I would put that last complaint a little differently. A high ratio of citizens to representatives doesn’t generate a knowledge problem, per se: people might still know very well whom they ought to complain to. And if they don’t, the problem might have less to do with numbers than with other features of the American system that diffuse responsibility, such as federalism, the separation of powers, or the current reality of a divided federal government. But high ratios do cut down on the time and resources that representatives have for each constituent, or the likelihood that they’ll have enough in common to understand each other. As Johnson writes:

For example, I live in Berkeley, California, a city of about 120,000 people. I feel that I can communicate and be heard by our mayor, although I suspect it reaches a limit of the sort of direct connection required between citizen and representative. My US Representative, by contrast, also serves nearby Oakland, Emeryville, Alameda, San Leandro, and Piedmont – which together total more than 700,000 constituents. Not only do I not feel a personal connection with her, but these communities, though similar to Berkeley in many respects, are also significantly different.
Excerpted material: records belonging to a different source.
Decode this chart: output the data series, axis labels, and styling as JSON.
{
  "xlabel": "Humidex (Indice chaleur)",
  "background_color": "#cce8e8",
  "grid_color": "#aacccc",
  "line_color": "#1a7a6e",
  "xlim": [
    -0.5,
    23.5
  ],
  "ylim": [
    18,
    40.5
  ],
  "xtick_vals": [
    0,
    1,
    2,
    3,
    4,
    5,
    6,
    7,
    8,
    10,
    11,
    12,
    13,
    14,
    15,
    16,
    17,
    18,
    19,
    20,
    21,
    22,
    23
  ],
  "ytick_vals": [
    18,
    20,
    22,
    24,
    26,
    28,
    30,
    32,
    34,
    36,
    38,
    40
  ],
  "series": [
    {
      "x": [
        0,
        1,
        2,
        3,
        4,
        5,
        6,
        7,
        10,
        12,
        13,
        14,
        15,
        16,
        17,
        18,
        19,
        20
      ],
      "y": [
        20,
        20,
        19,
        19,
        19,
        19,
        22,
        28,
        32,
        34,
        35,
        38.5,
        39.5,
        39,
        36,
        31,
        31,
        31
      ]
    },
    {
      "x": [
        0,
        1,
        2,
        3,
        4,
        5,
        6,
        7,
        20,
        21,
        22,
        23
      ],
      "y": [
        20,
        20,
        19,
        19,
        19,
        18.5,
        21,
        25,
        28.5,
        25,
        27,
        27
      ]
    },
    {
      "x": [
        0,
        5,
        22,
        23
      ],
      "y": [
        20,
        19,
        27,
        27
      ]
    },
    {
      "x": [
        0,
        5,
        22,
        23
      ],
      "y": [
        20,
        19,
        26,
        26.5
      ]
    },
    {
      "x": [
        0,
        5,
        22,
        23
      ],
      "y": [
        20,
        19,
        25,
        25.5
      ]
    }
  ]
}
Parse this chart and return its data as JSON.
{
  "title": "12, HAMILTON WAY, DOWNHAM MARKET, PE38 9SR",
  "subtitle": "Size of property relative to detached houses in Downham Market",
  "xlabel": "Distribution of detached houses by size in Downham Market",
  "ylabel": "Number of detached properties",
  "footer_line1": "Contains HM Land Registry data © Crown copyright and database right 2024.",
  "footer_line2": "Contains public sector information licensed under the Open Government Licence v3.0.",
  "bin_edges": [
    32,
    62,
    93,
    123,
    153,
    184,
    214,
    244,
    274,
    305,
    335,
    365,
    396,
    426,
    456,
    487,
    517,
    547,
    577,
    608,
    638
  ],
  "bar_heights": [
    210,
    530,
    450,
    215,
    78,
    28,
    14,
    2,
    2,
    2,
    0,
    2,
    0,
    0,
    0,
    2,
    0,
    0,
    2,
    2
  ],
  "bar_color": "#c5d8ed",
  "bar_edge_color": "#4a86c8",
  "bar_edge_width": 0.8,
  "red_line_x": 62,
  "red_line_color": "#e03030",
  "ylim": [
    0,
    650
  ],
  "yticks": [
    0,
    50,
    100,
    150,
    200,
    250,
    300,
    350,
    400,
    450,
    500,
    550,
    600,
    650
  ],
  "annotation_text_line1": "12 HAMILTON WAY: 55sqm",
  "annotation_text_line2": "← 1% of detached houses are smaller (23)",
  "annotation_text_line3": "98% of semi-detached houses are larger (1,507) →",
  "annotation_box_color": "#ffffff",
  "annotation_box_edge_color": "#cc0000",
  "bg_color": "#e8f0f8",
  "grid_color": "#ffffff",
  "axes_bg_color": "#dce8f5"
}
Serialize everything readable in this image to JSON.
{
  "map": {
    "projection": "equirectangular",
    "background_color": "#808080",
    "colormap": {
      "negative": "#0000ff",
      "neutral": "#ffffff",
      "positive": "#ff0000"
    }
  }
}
Responding to this problem by proposing an expansion of representative bodies places this essay in one of two camps in current thinking about the problems facing large modern democracies. For some writers, the deficiencies of contemporary representation should prompt an increase in opportunities for democratic participation—openings for ordinary citizens to exercise more direct control over the activities of government. But for those thinkers still committed to the criticisms of direct democracy that partly motivated the creation of representative institutions in the first place, the solution is not to shift powers away from our representatives, but rather to make them (or us) function better.

One example of this approach would be to increase the size of parliaments. Or, turning our focus to citizens, we might instead cultivate skills and habits suited to the simple fact that most people (to take an unsentimental view) are unlikely to have much more than a passive relationship to their government. On this view, favored by a number of self-identified realists, most of us will never participate directly in politics—but we could do a much better job of evaluating and choosing the people who do.

Of course, these approaches are not mutually exclusive; they might be distinguished chiefly by their points of emphasis. For that reason, reformers might find an all-of-the-above approach to be the most appealing. The contemporary crisis of democracy does not seem to recognize national boundaries, and it has revealed cracks and dysfunctions in the world’s most important political bodies. If we want to preserve them, it’s time to start thinking as seriously as their creators did about the questions of, and principles behind, institutional design.